Here is a sincere and traditional melodrama that opens with a brief sequence that slightly wrongfoots the audience: a small child running at night through a setting that calls to mind little Danny in the hedge maze in The Shining. But this is no horror movie; there is past trauma and tragedy a-plenty, but for the most part, this is a warm-hearted drama that plays out like a modern Mr Chips story.
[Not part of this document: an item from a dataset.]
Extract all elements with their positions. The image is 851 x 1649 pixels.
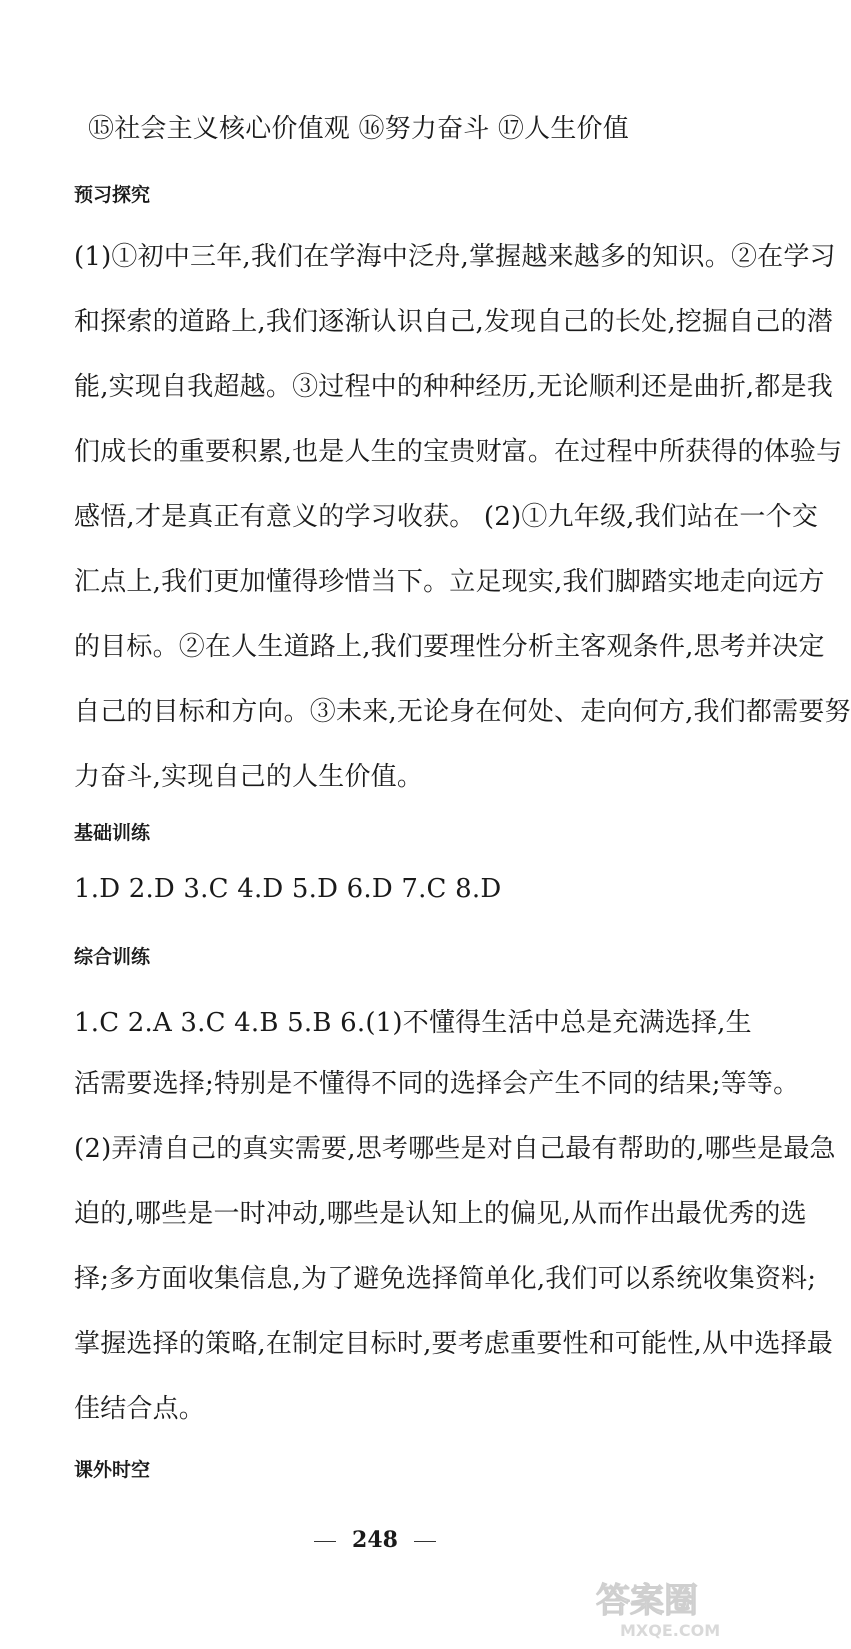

Based on the real life of the protagonist Nate (Nicholas Hamilton), a delinquent youth in 1980s America, the film’s focus is on his relationship with drama teacher Mr Deen (Jared Harris); Deen is a likable but lonely man whose tendency to generosity reaches its apogee when he takes on Nate as a personal project after a series of bad choices by the troubled teen. Deen reveals at one point that as a youngster he harboured acting ambitions, with James Dean a particular touchstone, and indeed the film could almost be a Dean movie – Nate’s fondness for leather jackets and emotional outbursts strike a familiar note.

True, Nate’s refusal to take no for an answer when rejected by his girlfriend strikes a slightly sour note, and it’s interesting that when more of his backstory is finally revealed, Brave the Dark doesn’t seek to push any generational parables. However, it’s to the film’s credit all round that while it functions as a fairly broad-brush drama with plenty of heightened emotion and sentimental moments, it never becomes a didactic message movie – it’s too rooted in personal dynamics. After all, it comes from a personal place: the script is co-written by the real-life Nate, and it’s a lovely tribute to the actual Mr Deen, who died in 2016. It’s a shame he never got to see Harris’s take on him, because, as ever with Harris, it’s a really fine performance.

● Brave the Dark is on digital platforms from 15 September.